In our chorus, we have men who’ve been married, who have children, for whom the very act of coming out to themselves takes immense personal courage. They want to sing. It helps to be able to tell their families that they are singing in the Turtle Creek Chorale, as opposed to a “gay” chorus. We serve OUR community.
In our part of the world, this is what works. Our outreach has extended to your part of the world, and I suspect this is what stings the likes of you. You want us to adopt your brand of in-your-face activism. If TCC had done this in Dallas, Texas, a “Gay Mens Chorus of Dallas” would have spent most of its life with fewer than 40 singers and might not have survived at all. We’d be singing in disreputable venues to small audiences with a third-rate conductor. Because that’s how things can be in Dallas. And GALA certainly would not have benefited from the leadership that TCC has offered it.

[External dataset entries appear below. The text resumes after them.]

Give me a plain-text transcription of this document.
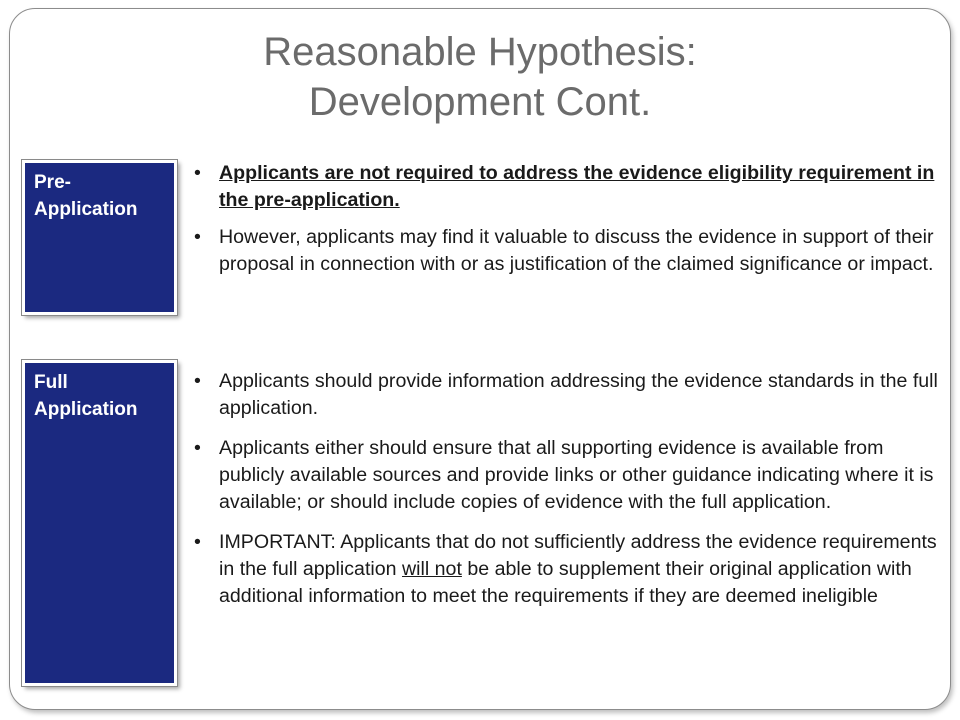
Reasonable Hypothesis:
Development Cont.
Pre-Application
• Applicants are not required to address the evidence eligibility requirement in the pre-application.
• However, applicants may find it valuable to discuss the evidence in support of their proposal in connection with or as justification of the claimed significance or impact.
Full Application
• Applicants should provide information addressing the evidence standards in the full application.
• Applicants either should ensure that all supporting evidence is available from publicly available sources and provide links or other guidance indicating where it is available; or should include copies of evidence with the full application.
• IMPORTANT: Applicants that do not sufficiently address the evidence requirements in the full application will not be able to supplement their original application with additional information to meet the requirements if they are deemed ineligible
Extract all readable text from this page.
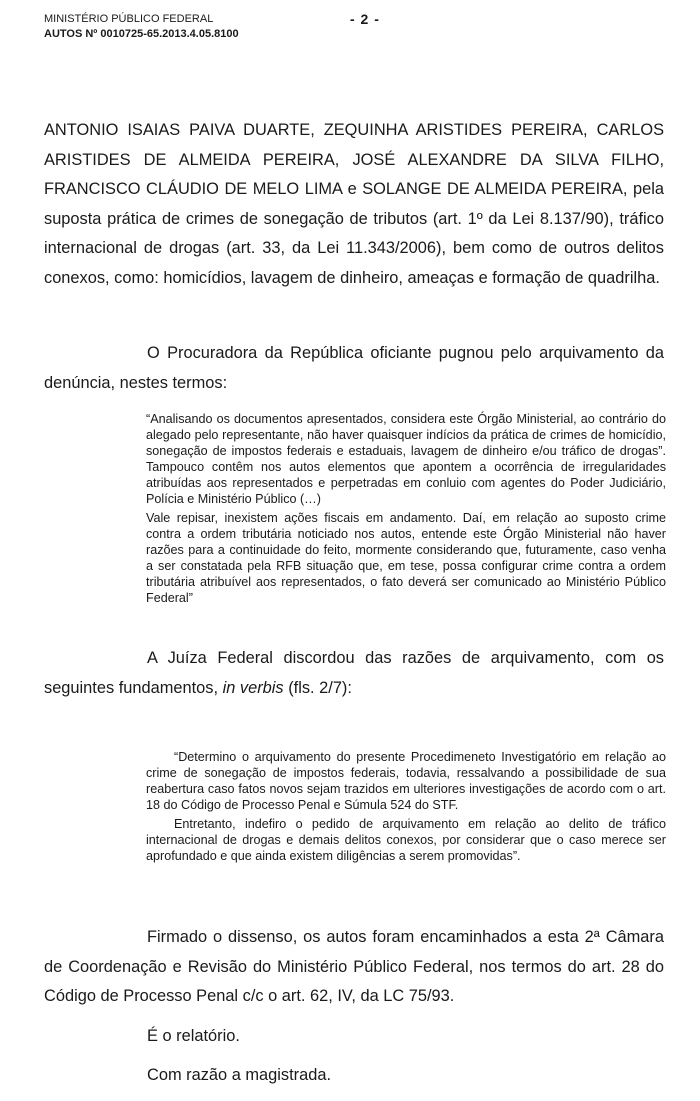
MINISTÉRIO PÚBLICO FEDERAL
AUTOS Nº 0010725-65.2013.4.05.8100
- 2 -
ANTONIO ISAIAS PAIVA DUARTE, ZEQUINHA ARISTIDES PEREIRA, CARLOS ARISTIDES DE ALMEIDA PEREIRA, JOSÉ ALEXANDRE DA SILVA FILHO, FRANCISCO CLÁUDIO DE MELO LIMA e SOLANGE DE ALMEIDA PEREIRA, pela suposta prática de crimes de sonegação de tributos (art. 1º da Lei 8.137/90), tráfico internacional de drogas (art. 33, da Lei 11.343/2006), bem como de outros delitos conexos, como: homicídios, lavagem de dinheiro, ameaças e formação de quadrilha.
O Procuradora da República oficiante pugnou pelo arquivamento da denúncia, nestes termos:

“Analisando os documentos apresentados, considera este Órgão Ministerial, ao contrário do alegado pelo representante, não haver quaisquer indícios da prática de crimes de homicídio, sonegação de impostos federais e estaduais, lavagem de dinheiro e/ou tráfico de drogas”. Tampouco contêm nos autos elementos que apontem a ocorrência de irregularidades atribuídas aos representados e perpetradas em conluio com agentes do Poder Judiciário, Polícia e Ministério Público (…)

Vale repisar, inexistem ações fiscais em andamento. Daí, em relação ao suposto crime contra a ordem tributária noticiado nos autos, entende este Órgão Ministerial não haver razões para a continuidade do feito, mormente considerando que, futuramente, caso venha a ser constatada pela RFB situação que, em tese, possa configurar crime contra a ordem tributária atribuível aos representados, o fato deverá ser comunicado ao Ministério Público Federal”

A Juíza Federal discordou das razões de arquivamento, com os seguintes fundamentos, in verbis (fls. 2/7):

“Determino o arquivamento do presente Procedimeneto Investigatório em relação ao crime de sonegação de impostos federais, todavia, ressalvando a possibilidade de sua reabertura caso fatos novos sejam trazidos em ulteriores investigações de acordo com o art. 18 do Código de Processo Penal e Súmula 524 do STF.

Entretanto, indefiro o pedido de arquivamento em relação ao delito de tráfico internacional de drogas e demais delitos conexos, por considerar que o caso merece ser aprofundado e que ainda existem diligências a serem promovidas”.

Firmado o dissenso, os autos foram encaminhados a esta 2ª Câmara de Coordenação e Revisão do Ministério Público Federal, nos termos do art. 28 do Código de Processo Penal c/c o art. 62, IV, da LC 75/93.
É o relatório.
Com razão a magistrada.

I will admit to being very selfish in my opinion about this subject. But I’m also just a little tired of the abuse. We’re supposed to respect and uplift each other. We all have to live in our own house and make it on the resources available to us. And from that, we can share with others. Can we put this one to bed, once and for all?
Wow, it’s clear I’ve touched a nerve.
As I said in the post, I understand why the decision was made. I don’t agree with it, but I do understand. And also as I said above, there are clear benefits to choosing what you have chosen, and you are right to point them out.
But these things being said, I find it telling that some of the old familiar anti-gay stereotypes turned up in your defense of the policy. Bitter queens? In your face activism? …thongs???
Please, think for a moment about what side you’re taking by stereotyping the rest of us. And then consider whether being a “gay” chorus, in name as well as in fact, is really all that bad.